Pairing a Spanish latte with food

Because of its sweetness and richness, a Spanish latte pairs best with something plain or slightly salty rather than another sweet item — think a buttery croissant, plain toast, or a savory breakfast sandwich. Pairing it with an already-sweet pastry can quickly feel like too much sugar in one sitting. If you’re serving it after a meal instead of with breakfast, treat it more like a light dessert on its own, since the condensed milk already gives it a dessert-like richness that doesn’t need much alongside it.

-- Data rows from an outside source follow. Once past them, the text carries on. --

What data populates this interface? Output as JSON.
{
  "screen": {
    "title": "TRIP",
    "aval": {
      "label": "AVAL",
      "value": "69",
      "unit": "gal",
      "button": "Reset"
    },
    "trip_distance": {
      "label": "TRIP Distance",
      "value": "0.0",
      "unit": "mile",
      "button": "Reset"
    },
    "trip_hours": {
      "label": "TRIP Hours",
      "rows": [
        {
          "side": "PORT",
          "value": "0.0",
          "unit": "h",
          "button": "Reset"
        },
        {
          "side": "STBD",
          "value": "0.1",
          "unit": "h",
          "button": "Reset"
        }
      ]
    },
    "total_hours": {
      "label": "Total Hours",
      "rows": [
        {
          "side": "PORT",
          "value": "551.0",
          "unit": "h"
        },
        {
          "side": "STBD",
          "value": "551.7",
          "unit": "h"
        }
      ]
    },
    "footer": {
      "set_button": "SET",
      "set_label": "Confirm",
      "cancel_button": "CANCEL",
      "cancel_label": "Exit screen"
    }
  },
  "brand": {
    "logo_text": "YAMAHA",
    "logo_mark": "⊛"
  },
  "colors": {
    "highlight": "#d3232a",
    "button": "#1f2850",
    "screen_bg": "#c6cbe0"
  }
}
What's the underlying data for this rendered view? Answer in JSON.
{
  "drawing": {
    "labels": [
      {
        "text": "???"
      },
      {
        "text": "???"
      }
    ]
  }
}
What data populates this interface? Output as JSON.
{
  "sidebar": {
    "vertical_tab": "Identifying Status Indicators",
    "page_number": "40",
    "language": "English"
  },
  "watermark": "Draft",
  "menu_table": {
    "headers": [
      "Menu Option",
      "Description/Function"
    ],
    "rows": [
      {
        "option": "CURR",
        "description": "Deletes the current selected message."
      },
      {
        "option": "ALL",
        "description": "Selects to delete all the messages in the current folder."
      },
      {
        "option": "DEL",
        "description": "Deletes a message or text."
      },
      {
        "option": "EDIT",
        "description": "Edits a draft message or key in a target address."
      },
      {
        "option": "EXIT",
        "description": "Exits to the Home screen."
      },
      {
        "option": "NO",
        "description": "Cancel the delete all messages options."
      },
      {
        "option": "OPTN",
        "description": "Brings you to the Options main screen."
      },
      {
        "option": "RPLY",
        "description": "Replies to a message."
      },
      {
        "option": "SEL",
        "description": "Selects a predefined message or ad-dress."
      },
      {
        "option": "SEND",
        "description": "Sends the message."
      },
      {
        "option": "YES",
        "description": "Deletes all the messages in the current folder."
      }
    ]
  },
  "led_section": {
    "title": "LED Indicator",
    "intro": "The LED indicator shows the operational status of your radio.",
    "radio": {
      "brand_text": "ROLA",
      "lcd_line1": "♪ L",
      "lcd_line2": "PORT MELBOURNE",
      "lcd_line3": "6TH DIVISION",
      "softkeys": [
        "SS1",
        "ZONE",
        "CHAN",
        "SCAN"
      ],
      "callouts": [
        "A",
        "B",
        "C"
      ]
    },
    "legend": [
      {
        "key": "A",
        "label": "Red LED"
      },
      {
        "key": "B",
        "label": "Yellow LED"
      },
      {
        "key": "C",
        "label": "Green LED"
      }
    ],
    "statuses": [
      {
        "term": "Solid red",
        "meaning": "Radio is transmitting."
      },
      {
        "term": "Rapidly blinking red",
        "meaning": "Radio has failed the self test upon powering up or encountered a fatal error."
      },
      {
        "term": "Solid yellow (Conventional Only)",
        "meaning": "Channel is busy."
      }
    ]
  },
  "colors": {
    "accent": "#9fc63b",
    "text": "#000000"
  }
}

Frequently asked questions

Is a Spanish latte the same as a café con leche?

Not exactly. Café con leche is simply coffee with steamed or hot milk, without condensed milk. The Spanish latte’s defining ingredient — sweetened condensed milk — is what sets it apart.

How many calories does a Spanish latte have?

More than a regular latte, mainly due to the condensed milk. A typical 12 oz Spanish latte runs around 200–250 calories depending on how much condensed milk and whole milk you use, compared to roughly 150 for a standard latte.

Can I make a dairy-free Spanish latte?

Yes — sweetened condensed coconut milk is available and works as a substitute, paired with your preferred dairy-free milk for steaming.